Monday, October 25, 2010

Why we all sweat differently



The New York Times Well blog is always a great place for me to check out. Today I found an article about sweat sweat sweat. Why do men sweat more than women? Why do some women sweat more than other women? Why do fit people sweat more than unfit people? Well this article outlines an study that really touches on all of these questions.

Fit women seem to sweat differently than unfit people of either sex, and quite differently than fit men, a fact that has implications for sports performance. It also may have some bearing on what it has meant, since prehistory, to be female.

What the researchers found was that the fit men, unsurprisingly, perspired the most, significantly more than the fit women, especially during the more intense exercise. But the athletic men weren’t using more sweat glands. The fit women had just as many glands active and pumping; they produced less sweat from each gland. Meanwhile, the unfit women, by a wide margin, perspired the least, especially during the strenuous cycling, and became physiologically hotter — their core temperatures rising notably — before they began to sweat at full capacity. These results, the scientists concluded, “revealed a sex difference in the effects of physical training on the sweating response” and, just as important, “a sex difference” in “the control of sweating rate to an increase in exercise intensity.” In other words, the women, whether fit or not, were less adept of ridding themselves of body heat by drenching themselves in sweat.



But why do some women get all drenched in sweat while they work out and others don't. The sweaty gals out there get rather disturbed by the fact they sweat a lot, even sometimes feel a little unlady like. Well I say, lady schmady. Women sweat.



“We know that fitness changes the sweating response,” said Timothy Cable, Ph.D., a professor of exercise physiology at John Moores University in Liverpool, England, who has extensively studied female athletes and how they perspire. As someone becomes more fit, his or her body begins to sweat at a lower body temperature. This is important, because “the body has a critical core temperature,” Dr. Cable said, which occurs at about 104 degrees, after which the brain simply “shuts down the motor cortex.” Unbidden, your legs stop churning and you curl up on the sidewalk until your core temperature drops (or a kind passerby calls 911). Sweating delays the onset of this critical heat buildup by dissipating the excess heat through evaporation. If you start to sweat at a lower temperature and increase your sweating rate as you get hotter during hard exercise, you’re less likely to reach the critical temperature.

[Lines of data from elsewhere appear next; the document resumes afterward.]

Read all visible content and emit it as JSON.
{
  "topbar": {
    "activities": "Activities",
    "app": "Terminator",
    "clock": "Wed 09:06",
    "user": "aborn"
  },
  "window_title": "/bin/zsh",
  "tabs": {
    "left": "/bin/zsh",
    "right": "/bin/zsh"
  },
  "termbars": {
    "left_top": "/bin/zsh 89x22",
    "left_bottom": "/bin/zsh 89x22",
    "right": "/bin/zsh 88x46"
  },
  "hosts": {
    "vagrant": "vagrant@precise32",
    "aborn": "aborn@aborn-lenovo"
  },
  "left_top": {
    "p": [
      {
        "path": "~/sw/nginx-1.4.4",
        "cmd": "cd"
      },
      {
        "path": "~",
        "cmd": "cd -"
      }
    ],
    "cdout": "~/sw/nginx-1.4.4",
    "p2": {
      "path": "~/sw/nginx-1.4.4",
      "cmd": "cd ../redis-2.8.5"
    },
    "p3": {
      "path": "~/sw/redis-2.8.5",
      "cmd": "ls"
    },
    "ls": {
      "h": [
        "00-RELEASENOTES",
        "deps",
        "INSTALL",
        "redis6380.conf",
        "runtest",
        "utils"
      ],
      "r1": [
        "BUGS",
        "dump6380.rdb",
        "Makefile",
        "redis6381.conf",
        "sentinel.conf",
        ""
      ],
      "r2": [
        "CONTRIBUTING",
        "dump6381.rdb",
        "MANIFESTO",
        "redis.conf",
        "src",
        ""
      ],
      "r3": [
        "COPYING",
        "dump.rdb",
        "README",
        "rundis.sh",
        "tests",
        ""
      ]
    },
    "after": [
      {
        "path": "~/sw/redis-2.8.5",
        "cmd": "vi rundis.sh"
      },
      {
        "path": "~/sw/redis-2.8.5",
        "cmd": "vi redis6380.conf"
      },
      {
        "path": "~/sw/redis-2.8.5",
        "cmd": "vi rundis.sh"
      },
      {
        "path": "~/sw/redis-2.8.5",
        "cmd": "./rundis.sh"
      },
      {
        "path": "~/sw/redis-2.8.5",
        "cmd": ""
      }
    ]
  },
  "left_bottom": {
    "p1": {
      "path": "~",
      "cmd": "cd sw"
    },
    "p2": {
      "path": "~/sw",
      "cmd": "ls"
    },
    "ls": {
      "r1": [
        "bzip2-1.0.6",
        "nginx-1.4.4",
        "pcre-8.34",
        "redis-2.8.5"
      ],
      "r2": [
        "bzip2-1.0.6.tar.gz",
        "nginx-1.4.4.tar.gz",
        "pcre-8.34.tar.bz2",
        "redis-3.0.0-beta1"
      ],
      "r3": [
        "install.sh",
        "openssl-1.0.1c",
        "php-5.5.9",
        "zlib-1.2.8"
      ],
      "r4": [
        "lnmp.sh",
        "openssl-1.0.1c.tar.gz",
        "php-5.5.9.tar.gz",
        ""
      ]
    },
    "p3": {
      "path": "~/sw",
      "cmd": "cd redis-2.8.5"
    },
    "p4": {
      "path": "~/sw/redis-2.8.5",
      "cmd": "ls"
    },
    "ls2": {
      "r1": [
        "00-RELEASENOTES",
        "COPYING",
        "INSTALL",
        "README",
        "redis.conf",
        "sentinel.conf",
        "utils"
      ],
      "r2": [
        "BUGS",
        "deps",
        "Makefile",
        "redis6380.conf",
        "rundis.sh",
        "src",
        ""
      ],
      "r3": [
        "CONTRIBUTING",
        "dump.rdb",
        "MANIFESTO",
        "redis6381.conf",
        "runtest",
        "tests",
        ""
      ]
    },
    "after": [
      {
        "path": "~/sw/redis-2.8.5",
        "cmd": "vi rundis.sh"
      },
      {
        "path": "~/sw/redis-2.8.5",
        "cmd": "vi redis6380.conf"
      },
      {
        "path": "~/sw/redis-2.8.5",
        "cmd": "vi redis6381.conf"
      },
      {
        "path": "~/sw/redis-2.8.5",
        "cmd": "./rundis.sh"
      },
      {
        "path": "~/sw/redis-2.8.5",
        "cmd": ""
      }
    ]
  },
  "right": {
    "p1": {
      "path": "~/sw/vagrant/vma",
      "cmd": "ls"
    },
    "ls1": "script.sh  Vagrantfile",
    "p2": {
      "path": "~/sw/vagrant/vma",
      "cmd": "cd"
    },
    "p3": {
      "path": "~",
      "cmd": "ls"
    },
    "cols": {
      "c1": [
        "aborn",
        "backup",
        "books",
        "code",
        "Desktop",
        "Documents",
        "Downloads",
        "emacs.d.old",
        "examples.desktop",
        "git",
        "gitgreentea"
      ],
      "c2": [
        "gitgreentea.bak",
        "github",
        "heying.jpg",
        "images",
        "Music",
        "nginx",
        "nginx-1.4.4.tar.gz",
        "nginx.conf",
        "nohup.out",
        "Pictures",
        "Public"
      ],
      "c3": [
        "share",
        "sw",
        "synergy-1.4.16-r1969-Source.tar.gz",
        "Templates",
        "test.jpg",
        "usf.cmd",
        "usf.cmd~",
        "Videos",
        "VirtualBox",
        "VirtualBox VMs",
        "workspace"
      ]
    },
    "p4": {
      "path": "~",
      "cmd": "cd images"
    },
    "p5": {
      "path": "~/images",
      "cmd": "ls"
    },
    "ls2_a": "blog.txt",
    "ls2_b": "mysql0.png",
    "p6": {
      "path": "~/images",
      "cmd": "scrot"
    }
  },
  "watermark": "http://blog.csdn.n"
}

I love it when I get a new unfit client who swears she never sweats, that no women in her family sweat and that don't take her lack of sweat as a sign she isn't working. I just kind of nod and laugh a bit to myself. Everyone needs to sweat when they're working hard. Those self proclaimed no sweaters soon realize they've just been taking it too easy all along.

Personally, the more I sweat during a workout the higher I'm going to feel post workout. It might not be feminine in some people's books, but I heart to sweat. Screw being a demure little lady.